Jill Magid, Control Room (détail), Evidence Locker, 2004

« À 13h, je vous ai appelé, pouvez-vous me voir ? Je suis près de la statue de cheval. – Vous portez un manteau rouge ? – Oui. – Je vous ai. » En tout, elle a déposé 31 demandes officielles pour récupérer les prises de vue et les a ensuite assemblées comme des entrées de journal intime et des lettres d’amour candide disponibles par inscription électronique sur un site dédié.

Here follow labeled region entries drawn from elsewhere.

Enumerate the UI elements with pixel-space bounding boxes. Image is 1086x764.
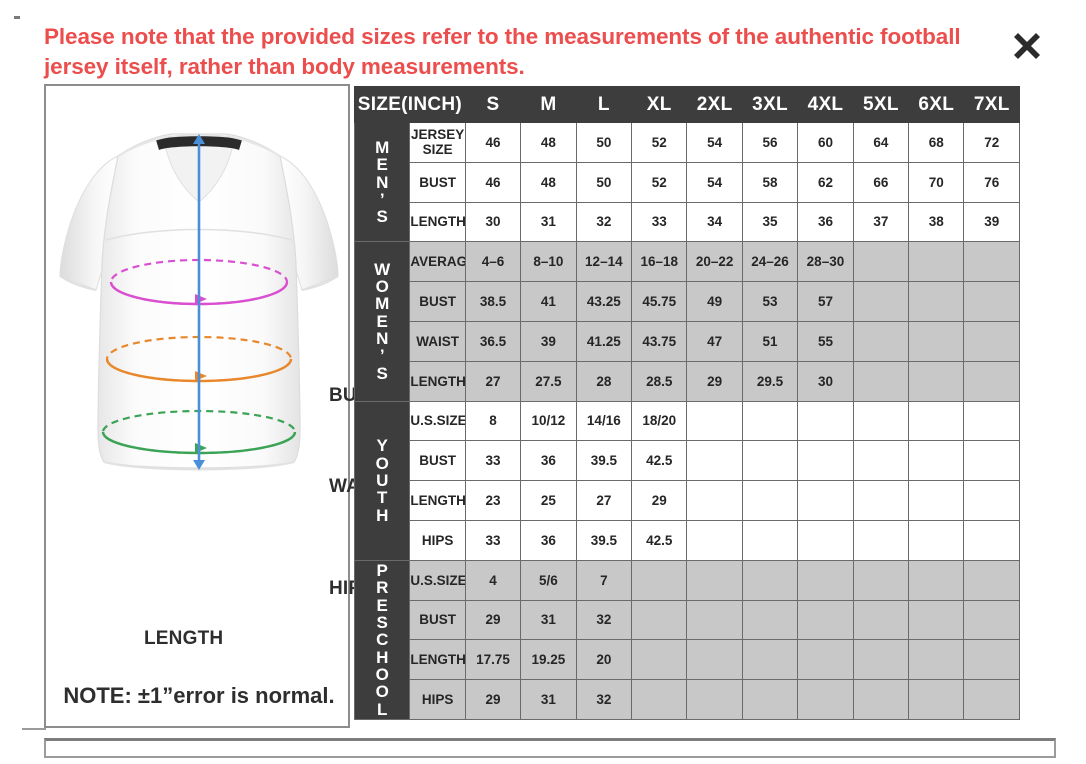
section-label-youth: YOUTH (355, 401, 410, 560)
table-cell (964, 361, 1020, 401)
table-cell: 68 (909, 123, 964, 163)
table-cell (853, 640, 908, 680)
row-label: U.S.SIZE (410, 560, 465, 600)
table-cell (742, 401, 797, 441)
table-cell (742, 600, 797, 640)
table-cell: 33 (465, 520, 520, 560)
table-cell: 19.25 (521, 640, 576, 680)
table-cell: 12–14 (576, 242, 631, 282)
table-header-7xl: 7XL (964, 87, 1020, 123)
corner-mark (14, 16, 20, 19)
table-cell: 43.75 (632, 321, 687, 361)
table-cell: 58 (742, 162, 797, 202)
close-icon[interactable] (1005, 24, 1049, 68)
table-cell: 7 (576, 560, 631, 600)
table-cell: 33 (632, 202, 687, 242)
section-label-mens: MEN’S (355, 123, 410, 242)
table-header-3xl: 3XL (742, 87, 797, 123)
table-cell (798, 640, 853, 680)
table-cell: 18/20 (632, 401, 687, 441)
bottom-strip (44, 738, 1056, 758)
table-cell: 33 (465, 441, 520, 481)
table-cell: 5/6 (521, 560, 576, 600)
table-cell: 4–6 (465, 242, 520, 282)
section-label-womens: WOMEN’S (355, 242, 410, 401)
table-cell: 27 (576, 481, 631, 521)
table-cell (964, 441, 1020, 481)
table-cell: 38.5 (465, 282, 520, 322)
table-header-4xl: 4XL (798, 87, 853, 123)
table-cell: 55 (798, 321, 853, 361)
table-cell (798, 600, 853, 640)
table-cell: 28.5 (632, 361, 687, 401)
table-cell: 31 (521, 600, 576, 640)
table-cell: 4 (465, 560, 520, 600)
table-cell: 30 (798, 361, 853, 401)
table-cell (964, 242, 1020, 282)
table-row: MEN’SJERSEYSIZE46485052545660646872 (355, 123, 1020, 163)
table-cell: 54 (687, 123, 742, 163)
table-header-m: M (521, 87, 576, 123)
table-cell: 41 (521, 282, 576, 322)
table-cell: 31 (521, 680, 576, 720)
jersey-illustration: BUST WAIST HIPS LENGTH (46, 94, 352, 564)
table-cell: 23 (465, 481, 520, 521)
table-cell: 76 (964, 162, 1020, 202)
table-cell (798, 560, 853, 600)
table-cell: 29 (465, 600, 520, 640)
table-cell (964, 481, 1020, 521)
row-label: WAIST (410, 321, 465, 361)
table-cell (964, 282, 1020, 322)
table-cell (742, 680, 797, 720)
table-row: WAIST36.53941.2543.75475155 (355, 321, 1020, 361)
table-header-l: L (576, 87, 631, 123)
table-cell (909, 401, 964, 441)
table-cell: 48 (521, 162, 576, 202)
table-cell (687, 441, 742, 481)
table-row: YOUTHU.S.SIZE810/1214/1618/20 (355, 401, 1020, 441)
row-label: HIPS (410, 680, 465, 720)
table-cell: 45.75 (632, 282, 687, 322)
table-cell (687, 600, 742, 640)
table-cell: 39.5 (576, 520, 631, 560)
table-row: BUST46485052545862667076 (355, 162, 1020, 202)
table-cell (964, 401, 1020, 441)
table-cell (632, 680, 687, 720)
table-cell: 49 (687, 282, 742, 322)
table-cell: 20–22 (687, 242, 742, 282)
chart-content: BUST WAIST HIPS LENGTH NOTE: ±1”error is… (22, 84, 1064, 732)
table-cell: 37 (853, 202, 908, 242)
table-cell: 10/12 (521, 401, 576, 441)
table-cell (909, 321, 964, 361)
table-cell: 50 (576, 123, 631, 163)
table-cell (964, 600, 1020, 640)
table-cell (909, 560, 964, 600)
table-cell (853, 520, 908, 560)
table-cell (798, 401, 853, 441)
table-row: LENGTH30313233343536373839 (355, 202, 1020, 242)
table-cell: 42.5 (632, 520, 687, 560)
table-cell: 36.5 (465, 321, 520, 361)
size-table: SIZE(INCH)SMLXL2XL3XL4XL5XL6XL7XL MEN’SJ… (354, 86, 1020, 720)
table-cell: 28 (576, 361, 631, 401)
table-cell: 43.25 (576, 282, 631, 322)
table-cell (853, 401, 908, 441)
table-cell (853, 680, 908, 720)
table-cell (742, 441, 797, 481)
table-cell (687, 481, 742, 521)
table-cell: 32 (576, 680, 631, 720)
row-label: LENGTH (410, 640, 465, 680)
table-cell: 8 (465, 401, 520, 441)
size-table-wrapper: SIZE(INCH)SMLXL2XL3XL4XL5XL6XL7XL MEN’SJ… (354, 86, 1022, 720)
table-cell (632, 560, 687, 600)
table-cell (964, 321, 1020, 361)
table-cell (632, 600, 687, 640)
table-cell (687, 680, 742, 720)
row-label: AVERAGE (410, 242, 465, 282)
row-label: LENGTH (410, 202, 465, 242)
table-header-row: SIZE(INCH)SMLXL2XL3XL4XL5XL6XL7XL (355, 87, 1020, 123)
table-cell (909, 441, 964, 481)
row-label: BUST (410, 162, 465, 202)
table-cell: 28–30 (798, 242, 853, 282)
table-cell: 70 (909, 162, 964, 202)
table-cell: 46 (465, 162, 520, 202)
table-cell: 39.5 (576, 441, 631, 481)
table-cell: 54 (687, 162, 742, 202)
table-cell: 64 (853, 123, 908, 163)
table-cell: 27.5 (521, 361, 576, 401)
table-cell: 60 (798, 123, 853, 163)
table-row: BUST293132 (355, 600, 1020, 640)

Le prologue de son récit donne un aperçu éclairant et évoque l’étrangeté inhérente au projet, s’adressant à la municipalité tout en impliquant le spectateur. « Cher observateur, faites-moi un journal et gardez-le dans un endroit sûr. Prenez-en soin, c’est le mien. Gardez cette photo de mon visage. Gardez toutes les entrées en ordre. Mettez les lettres dans vos fichiers et les images dans votre dossier de preuves. Vous pouvez modifier tous les autres. Je remplirai les blancs, les parties manquantes de mon journal. Comme vous ne pouvez pas me suivre de l’intérieur, je vais l’enregistrer pour vous. J’indiquerai soigneusement le temps pour que vous ne me perdiez jamais. Ne vous inquiétez pas, vous me trouverez. Je vous aiderai… Cordialement, JSM. »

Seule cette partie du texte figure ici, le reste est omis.